This is one of my favorite photos of my sister Betty, clearing out
her dorm room in college to come home for the summer.
My sister Betty Dykstra Wilcox passed away early this morning, November 5, 2021. Eight years ago, at the beginning of her battle with Alzheimer’s, I wrote this poem about a visit Forgottenman and I made to her house to try to alter it a bit to enable her to live independently for as long as possible. He scrubbed pots and pans and organized the kitchen while I sorted out and labeled bedroom drawers on the outside to indicate contents. When she grew distressed over our sorting out of items in the upstairs storage room, he whisked her off for smash burgers and she returned happy.
I will always be grateful for these last warm memories of my sister before she slipped completely into the clutches of Alzheimer’s. Every night, we three sat on the front steps. Forgottenman played his guitar and sang and the little girls from across the street would come running to sit in the grass and listen. One night their folks joined them and another night when we were in the backyard playing croquet with Betty, one of the little girls went into Betty’s house, got his guitar and brought it out to the backyard requesting that he play!
Then one night when we came in from the front yard, she wandered into the music room and we heard strains of piano music coming from her piano.
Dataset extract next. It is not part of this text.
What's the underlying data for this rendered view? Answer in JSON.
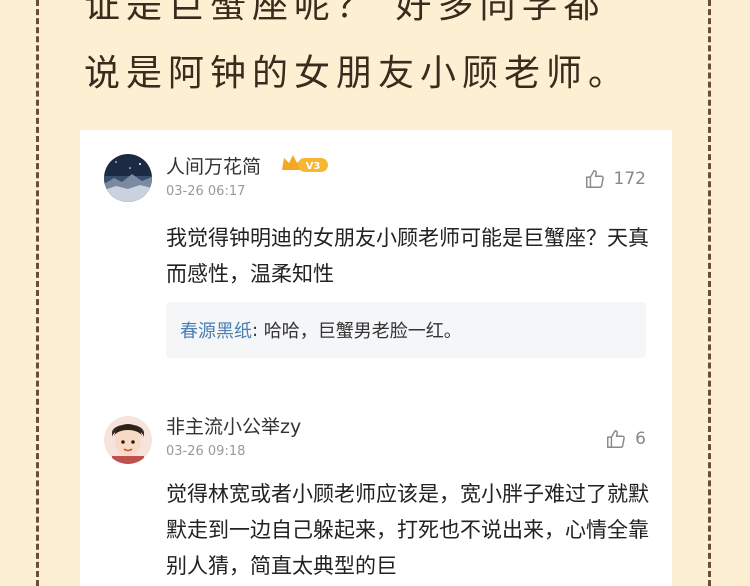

It was the last time I ever heard her play, and this is the poem that was the result:
When My Sister Plays the Piano
The first notes, beautiful and true, float like a memory through the air.
In the week I’ve been here in her house with her, she has not played the piano
and so I thought her music was gone like her memory of what day it is
or whether I am her sister, her daughter or an unknown visitor.
Yet on this morning after her 76th birthday celebration,
music slips like magic from the keys: song after song
from “Fur Elise” to a sweet ballad I don’t know the name of—
sure and correct at first,
then with a heartfelt emotion we had both forgotten.
“Slow Boat to China,”
song after song
in an unfaltering language—
some synchronicity of mind and hand
her brain has opened the door to.
While I listen, time stands still for me
as it has for her so often in the past few years
as yesterday and today shuffle together to
crowd out all consideration of future fears.
For ten minutes or more, she segues
from melody to melody
with no wrong note.
Then “Ebb Tide,”
a song she has played from memory
so many times,
dies after twenty-four notes.
Like a gift held out and snatched away,
I yearn for it, pray she’ll remember.
After an uncharted caesura, her music streams out again,
sweet and sure, for a staff or two—
the sheet music giving her a guide her brain so often can’t.
But after a longer pause, I know it is lost
like the thread of so many conversations––
a hiccup of memory, folding itself away.
“What a Friend We Have in Jesus” chimes out
like the tolling of a bell.
The wisp of the old hymn, two phrases only—
before it, too, fades.
That sudden muffled sound.
Is it a songbook displaced from its stand as she searches for another,
or the lid of the piano quietly closing on yet another partial memory?
R.I.P. Betty. Next July at the town reunion in Murdo, the town we grew up in, we’ll have a memorial for her and bury her ashes in the family plot. xoox
Forgottenman just sent me a video of Betty he took when he joined us for Thanksgiving right after we first met in person. In the first part, she is just inventing a song, but afterwards, I suggest she play “Ebb Tide.” She’s not able to play it on the little keyboard but she does play “What a Friend We Have in Jesus” which she always played because it was one of my father’s favorites. It is pure coincidence that both of these songs are mentioned in the poem. A nice synchronicity.